Bei ihrem duftigen Schleier,
bei ihrem begierigen Freier!
daß bei der Vermählungsfeier
euch zu Ehren möge tönen Laut' und Leier:
legt ins Nest
meiner Armut eurer Großmut Eier!
werft in den Schoß mir
jeder einen Dreier!
Da hielt er sein Gewand auf,
und die
Münzen regneten ihm wie Sand drauf.
Als er nun seine Ernte
gesammelt
und seinen Dank gestammelt,
zog er ab mit
Verbeugung
und tiefer Ehrfurchtsbezeugung;
und ich eilte
ihm nach,
um zu erfahren, welche Häls' er denn brach,
und
welche Nonne er hab' im Gemach.
Aber, als ob er mir am Gang
schon ansähe der Neugierde Drang,
nahm er mich auf die
Seite
und sprach: Hör und sei gescheite!
Ein Mann, wie ich, der mit des Lebens Kummer ficht,
Der Hals der Flasche ist der einz'ge, den er bricht,
Das feuchte Aug' ist nur der Wein, den aus er sticht.

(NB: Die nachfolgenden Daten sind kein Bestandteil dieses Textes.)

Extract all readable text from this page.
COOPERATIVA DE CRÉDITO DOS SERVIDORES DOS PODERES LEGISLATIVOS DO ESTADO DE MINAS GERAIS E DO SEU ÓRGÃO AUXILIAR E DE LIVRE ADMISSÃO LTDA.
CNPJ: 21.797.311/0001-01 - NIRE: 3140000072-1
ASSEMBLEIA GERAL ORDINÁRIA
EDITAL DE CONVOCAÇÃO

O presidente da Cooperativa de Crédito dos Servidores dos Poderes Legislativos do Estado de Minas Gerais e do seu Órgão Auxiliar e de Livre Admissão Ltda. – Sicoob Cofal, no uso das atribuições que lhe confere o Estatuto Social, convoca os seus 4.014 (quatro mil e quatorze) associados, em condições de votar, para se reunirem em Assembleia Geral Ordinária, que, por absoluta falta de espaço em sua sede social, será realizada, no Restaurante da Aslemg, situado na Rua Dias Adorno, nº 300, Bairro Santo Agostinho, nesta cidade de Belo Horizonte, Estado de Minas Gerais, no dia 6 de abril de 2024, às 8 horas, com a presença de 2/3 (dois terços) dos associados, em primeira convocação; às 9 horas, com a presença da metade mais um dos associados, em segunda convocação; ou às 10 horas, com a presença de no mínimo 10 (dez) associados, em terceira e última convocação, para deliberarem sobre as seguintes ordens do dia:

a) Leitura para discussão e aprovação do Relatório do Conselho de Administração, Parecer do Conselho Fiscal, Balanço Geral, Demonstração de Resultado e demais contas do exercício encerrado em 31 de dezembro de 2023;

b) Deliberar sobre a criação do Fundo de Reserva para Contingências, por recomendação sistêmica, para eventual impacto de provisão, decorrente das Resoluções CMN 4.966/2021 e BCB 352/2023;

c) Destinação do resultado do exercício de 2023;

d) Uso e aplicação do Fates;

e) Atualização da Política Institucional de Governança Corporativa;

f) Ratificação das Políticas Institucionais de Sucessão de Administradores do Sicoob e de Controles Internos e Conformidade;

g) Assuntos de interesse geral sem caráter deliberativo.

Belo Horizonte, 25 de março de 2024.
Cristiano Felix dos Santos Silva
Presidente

Und jede Nonne, die nicht sieht der Sonne Licht,
Und die mit Bronnenwasser sich befasset nicht,
Dass es die Tonn' ist, wer's nicht rät, der ist ein Wicht.
Aber ich bin ein Schlemmer,
und du bist ein
Wasserschwemmer,
zusammen gehören nicht Wolf und Lämmer.
So ließ er mich stehn und ging gemach,
und ich schickt' ihm
ein Ach,
wie ein Verliebter seinem Abgott, nach.